The story sucked me right in and throughout it all I was cheering for J. When he teetered towards a relapse into drug use, I was on the edge of my seat pleading, DON'T DO IT! And when he didn't, I cheered.
J was a raw person, there really wasn't anything sugar coated about him. He was a man physically but didn't always feel like one and often switched from dressing and acting like a man to dressing and acting like a woman when the moods hit. And all that confusion about what gender he really was sent him down dark paths that are slowly revealed. Also, I love his obsession with bras and underwear and the care he gives each piece. It wasn't painted in a perverted light but a light of someone who enjoyed to occasionally wear those items or a female lover wear them just so they could be taken off.
As for the other characters. Molly... I loved and hated her. I wanted her on the same path as J and be free of drugs and she was so stubborn at times, deflecting J's attempts to care. Their friendship and past were revealed perfectly. I will admit in the beginning I was confused. Molly is a lesbian but I couldn't figure out if she and J actually had sex at one point while he was in a feminine mood.
Stephanie and Sherona I would have liked to see more but their parts in the story were actually quite perfect. I guess what I would have loved was the story to continue and see what happens next. But all good stories must come to an end and that's another good sign for me. When I don't want the story to end (BTW J was in my dreams all last night. Don't remember what went on but I know he was there.)
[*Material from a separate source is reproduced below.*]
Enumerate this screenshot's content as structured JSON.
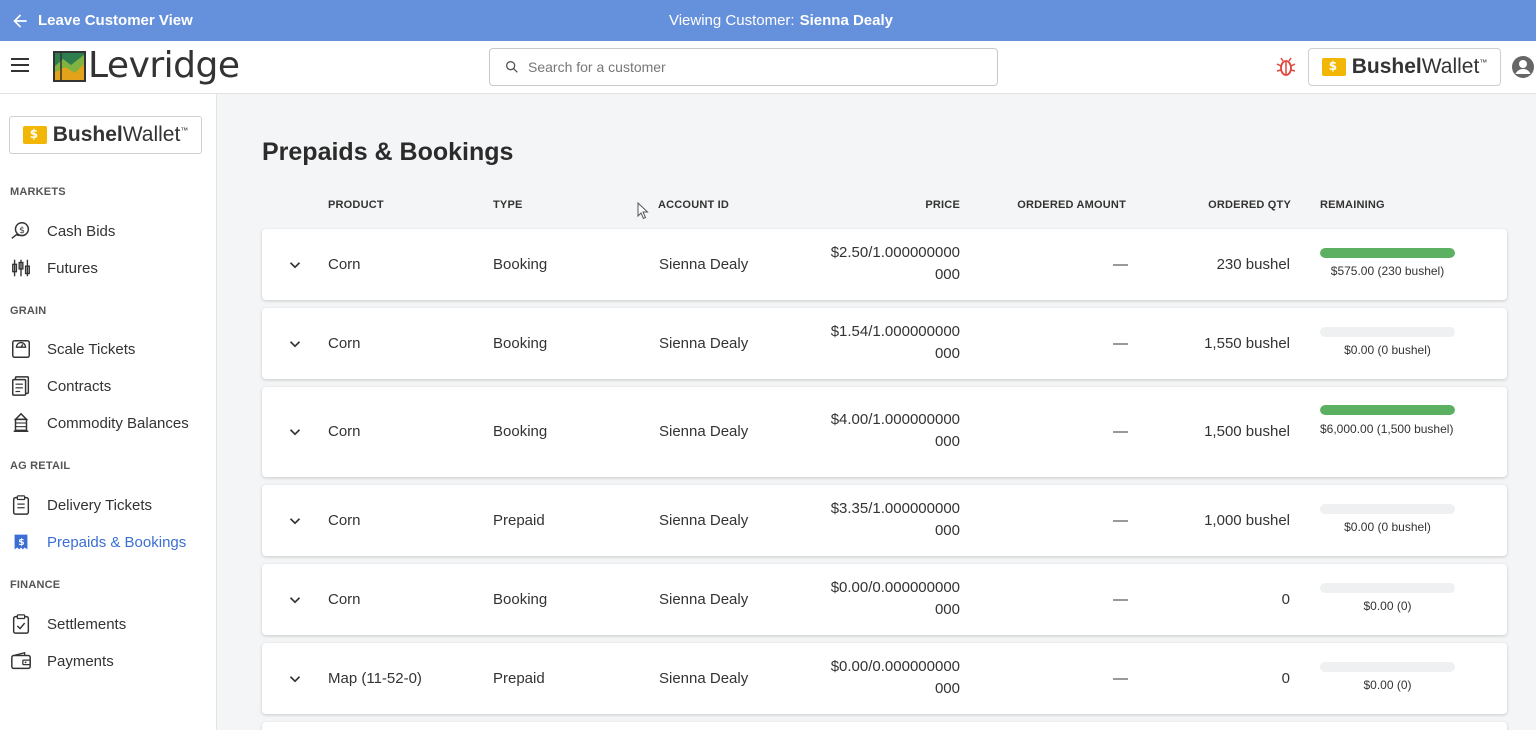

But as I noted when talking about Molly not all was perfect. The biggest problem I had was confusion. At first it was mostly about J while he and Molly were in the bar. I kept wondering what gender was he dressed as. Some of the early confusion also stemmed from the fact that J was the way he was and until I got used to how he acted and thought, I was confused. I think if I read it again, there would be less confusion in the beginning. Other bits of confusion came at sentences that just felt too full of words, I had to reread slowly and pick it apart to understand and even then I didn't always.